A reefer container is a refrigerated shipping container equipped with its own integrated cooling and heating unit, used to transport temperature-sensitive cargo such as food, flowers, and pharmaceuticals. Unlike a standard dry container, a reefer maintains a precise, set temperature throughout the journey as long as it is supplied with power.
For a market like Miami, a top U.S. gateway for produce, seafood, and perishables from Latin America, reefer containers are the backbone of the cold chain that keeps imported food safe from origin to store shelf.

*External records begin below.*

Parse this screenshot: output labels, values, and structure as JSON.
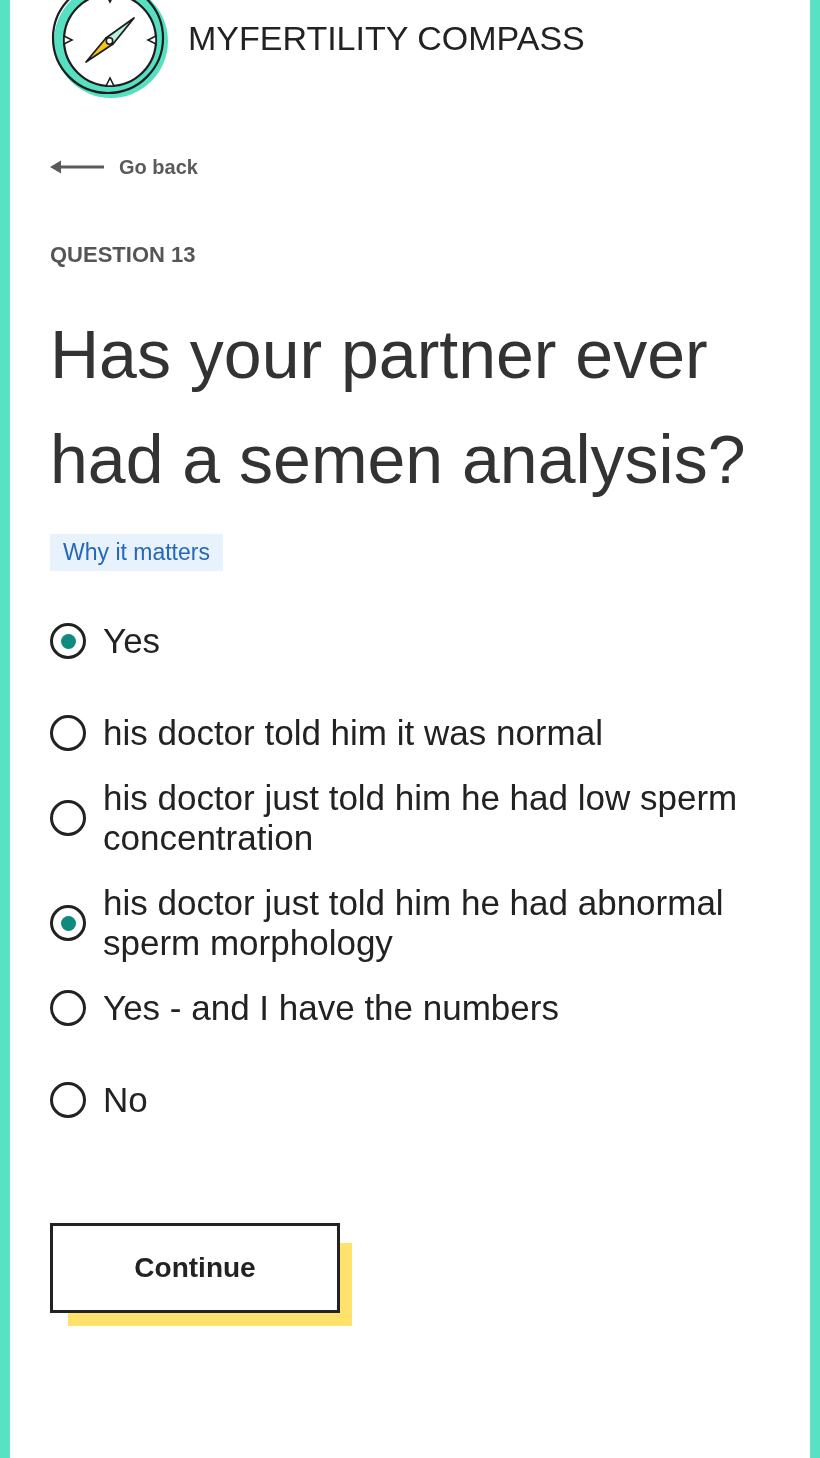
{
  "header": {
    "title": "MYFERTILITY COMPASS"
  },
  "back_link": {
    "label": "Go back"
  },
  "question": {
    "number_label": "QUESTION 13",
    "text": "Has your partner ever had a semen analysis?",
    "help_link": "Why it matters"
  },
  "options": [
    {
      "label": "Yes",
      "selected": true,
      "children": [
        {
          "label": "his doctor told him it was normal",
          "selected": false
        },
        {
          "label": "his doctor just told him he had low sperm concentration",
          "selected": false
        },
        {
          "label": "his doctor just told him he had abnormal sperm morphology",
          "selected": true
        },
        {
          "label": "Yes - and I have the numbers",
          "selected": false
        }
      ]
    },
    {
      "label": "No",
      "selected": false
    }
  ],
  "continue_button": {
    "label": "Continue"
  }
}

How does a reefer container work?
A reefer is essentially a large, insulated box with a built-in refrigeration unit at one end. It draws power from the ship’s grid at sea, from terminal “reefer plugs” at the port, and from a diesel generator (a “genset”) clipped onto the chassis during road transport. Air is circulated through a T-bar floor and around the cargo to hold a uniform temperature. Operators set the temperature, and many units also control humidity and fresh-air exchange for living produce that continues to respire.
Reefer container sizes and temperature range
- Sizes: Most reefers are 20-foot or 40-foot high-cube units, with the 40-foot high-cube being the most common for ocean trade.

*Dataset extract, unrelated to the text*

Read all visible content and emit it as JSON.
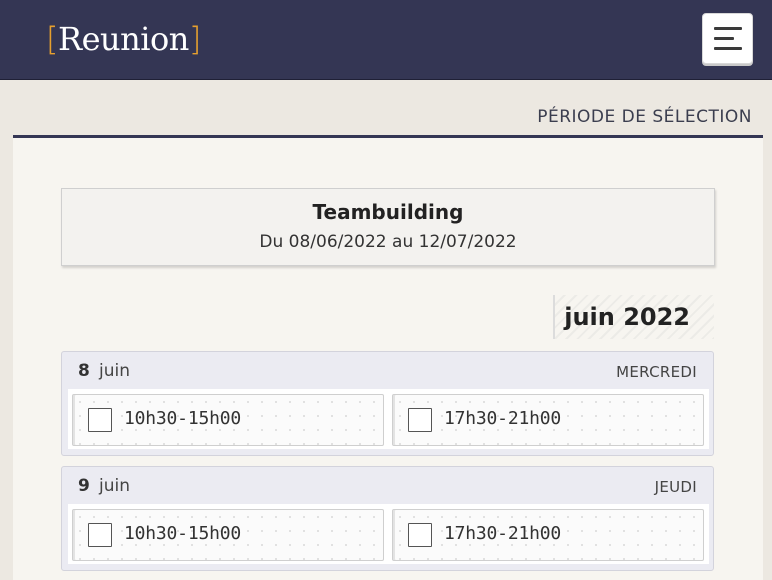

- Temperature range: Typical reefers hold settings from roughly -25°C (-13°F) for deep-frozen goods up to around +25°C (77°F) for warm-protected cargo.

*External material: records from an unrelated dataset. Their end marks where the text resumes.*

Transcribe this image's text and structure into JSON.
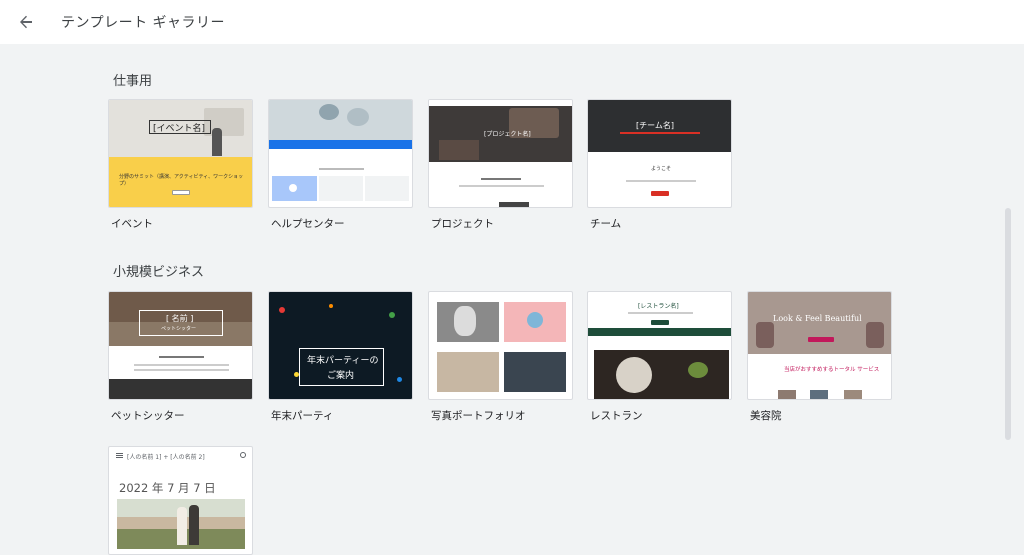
{
  "header": {
    "title": "テンプレート ギャラリー",
    "back_icon": "arrow-back-icon"
  },
  "sections": {
    "work": {
      "title": "仕事用",
      "templates": [
        {
          "label": "イベント",
          "thumb_title": "[イベント名]",
          "thumb_caption": "分野のサミット（講演、アクティビティ、ワークショップ）"
        },
        {
          "label": "ヘルプセンター"
        },
        {
          "label": "プロジェクト",
          "thumb_title": "[プロジェクト名]"
        },
        {
          "label": "チーム",
          "thumb_title": "[チーム名]",
          "thumb_caption": "ようこそ"
        }
      ]
    },
    "small_business": {
      "title": "小規模ビジネス",
      "templates": [
        {
          "label": "ペットシッター",
          "thumb_title": "[ 名前 ]",
          "thumb_subtitle": "ペットシッター"
        },
        {
          "label": "年末パーティ",
          "thumb_title": "年末パーティーの",
          "thumb_subtitle": "ご案内"
        },
        {
          "label": "写真ポートフォリオ"
        },
        {
          "label": "レストラン",
          "thumb_title": "[レストラン名]"
        },
        {
          "label": "美容院",
          "thumb_title": "Look & Feel Beautiful",
          "thumb_caption": "当店がおすすめするトータル サービス"
        }
      ]
    },
    "personal": {
      "templates": [
        {
          "thumb_header": "[人の名前 1] + [人の名前 2]",
          "thumb_date": "2022 年 7 月 7 日"
        }
      ]
    }
  },
  "colors": {
    "background": "#f1f3f4",
    "topbar": "#ffffff",
    "event_yellow": "#f9cf4a",
    "help_blue": "#1a73e8",
    "team_red": "#d93025",
    "restaurant_green": "#1e4d3a",
    "salon_pink": "#c2185b"
  }
}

- Atmosphere control: Controlled-atmosphere and modified-atmosphere reefers adjust oxygen and carbon dioxide levels to extend the shelf life of fruits and vegetables.
What ships in a reefer container?
Common reefer cargo includes fresh and frozen seafood, meat and poultry, dairy, fruits and vegetables, cut flowers and foliage, chocolate and confectionery, and temperature-sensitive pharmaceuticals and vaccines. Each commodity has its own ideal setpoint, and getting it wrong can ruin an entire load.
Reefer drayage: the most time-critical container move
Reefer containers raise the stakes for port logistics. The unit must stay powered, so the window to pick up a container, keep it plugged or running on a genset, and deliver it to cold storage is tight. Every hour a reefer waits is a risk to the cargo and a potential demurrage and detention charge.
Why asset-based reefer handling matters
Reefer drayage works best when the carrier controls its own equipment and can move on short notice. Go Freight is an asset-based Miami 3PL with 100+ company-owned trucks and an in-house chassis pool, and it uses AI gate-time prediction at PortMiami and Port Everglades to schedule pickups around terminal congestion. Pairing fast drayage with the right cold-chain handoff keeps perishable loads at temperature from the terminal onward.
Reefer container vs. refrigerated truck
A reefer container is an intermodal box that travels by ship, rail, and road, keeping the same container sealed across modes. A refrigerated truck (or reefer trailer) is a temperature-controlled trailer used for over-the-road moves and last-mile delivery. Many cold-chain shipments use both: a reefer container for the ocean leg, then a refrigerated truck for regional distribution after transloading.
Frequently asked questions
How is a reefer container powered during trucking?
On the road, a reefer typically runs on a diesel generator set (genset) attached to the chassis or container, since it is no longer plugged into shore or ship power. The genset keeps the unit at temperature in transit.
What is the difference between a reefer and a controlled-atmosphere container?
A standard reefer controls temperature. A controlled-atmosphere reefer also regulates oxygen and carbon dioxide levels to slow ripening, extending shelf life for sensitive produce.
Why is reefer drayage more expensive than dry drayage?
Reefers require gensets, careful monitoring, and faster turn times, and the cargo is more perishable. These factors add equipment and handling costs compared with a standard dry container move.